I don't think you want a widget here.
Widgets are reusable, customizable UI elements that you can place into specific areas in templates to add stuff to footers/headers/sidebars. These widgets areas are defined by the theme.
If you want to modify how an element of the forum looks but keep the same basic style of another theme (like Persona), then you probably want to create a child theme. This way you do not need to copy the whole Persona theme, though you certainly could do that instead.

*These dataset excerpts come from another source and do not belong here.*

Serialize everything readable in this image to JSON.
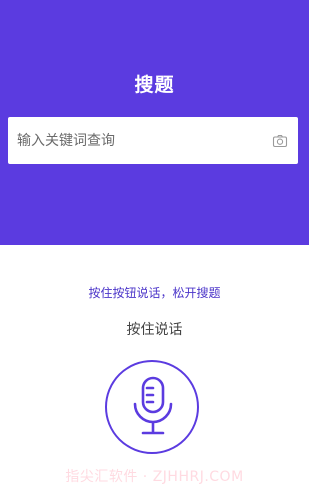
{
  "header": {
    "title": "搜题",
    "background_color": "#5b3be0"
  },
  "search": {
    "placeholder": "输入关键词查询",
    "value": "",
    "icon": "camera-icon"
  },
  "voice": {
    "hint": "按住按钮说话，松开搜题",
    "hold_label": "按住说话",
    "icon": "microphone-icon"
  },
  "watermark": {
    "text": "指尖汇软件 · ZJHHRJ.COM"
  },
  "colors": {
    "accent": "#5b3be0",
    "hint_text": "#4b35c9"
  }
}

I could have used the wrong term and widget was meant to comprise the plugin definition in the forum community. I would simply call them modules/packages in terms of programming culture. I understood that widgets are in this community referring to the Android vision of widgets that you glide on the screen in an anchor position, but still you would distribute them as nodebb-plugin-...
npm packages.
The fact that you can pinpoint it to a theme change or limit it to that speaks about the fact that there is something missing in the architecture design. It is not just me who has problem in recognizing the design patterns. I can tell you that it is not just a newbie problem. There is such a high barrier at the beginning that it is impossible to begin and most people will just give up. My interest was to use a forum and I was leaning towards NodeBB. I do not wish to become a Jedi master in NodeBB just to be able to change a button from left to right, as I feel it is the case at the moment.
I am still balancing in my head the options of building from scratch a forum in Angular and writing a backend (plain development of my use case and needs without even aiming for making it a public project) or spending the same amount of effort to understand and build the themes/plugins/widgets for NodeBB. I wanted option 2 as it would benefit an open source community of users, but I simply can not find the motivation to begin (or the means). For full disclosure, I am not building this forum for a business or in any way is this related to my work. This is why I am a bit careful on how I spend my time and I kind of inclined to go for option 1, as I will at least gain some valuable experience.
This is another customization to the theme, so not a widget.
This is a pretty big change from how NodeBB usually works, and it won't be easy to implement.
I guess if I want to use the NodeBB forum, I will have to go with already available plugins and just kind of profit from the work of other people. I would have wanted to contribute, but I can not see how I would be able to start to write any code for the forum.
I don't know the context of that, but you can use any IDE or editor capable of working with JS. What environment setup are you looking for?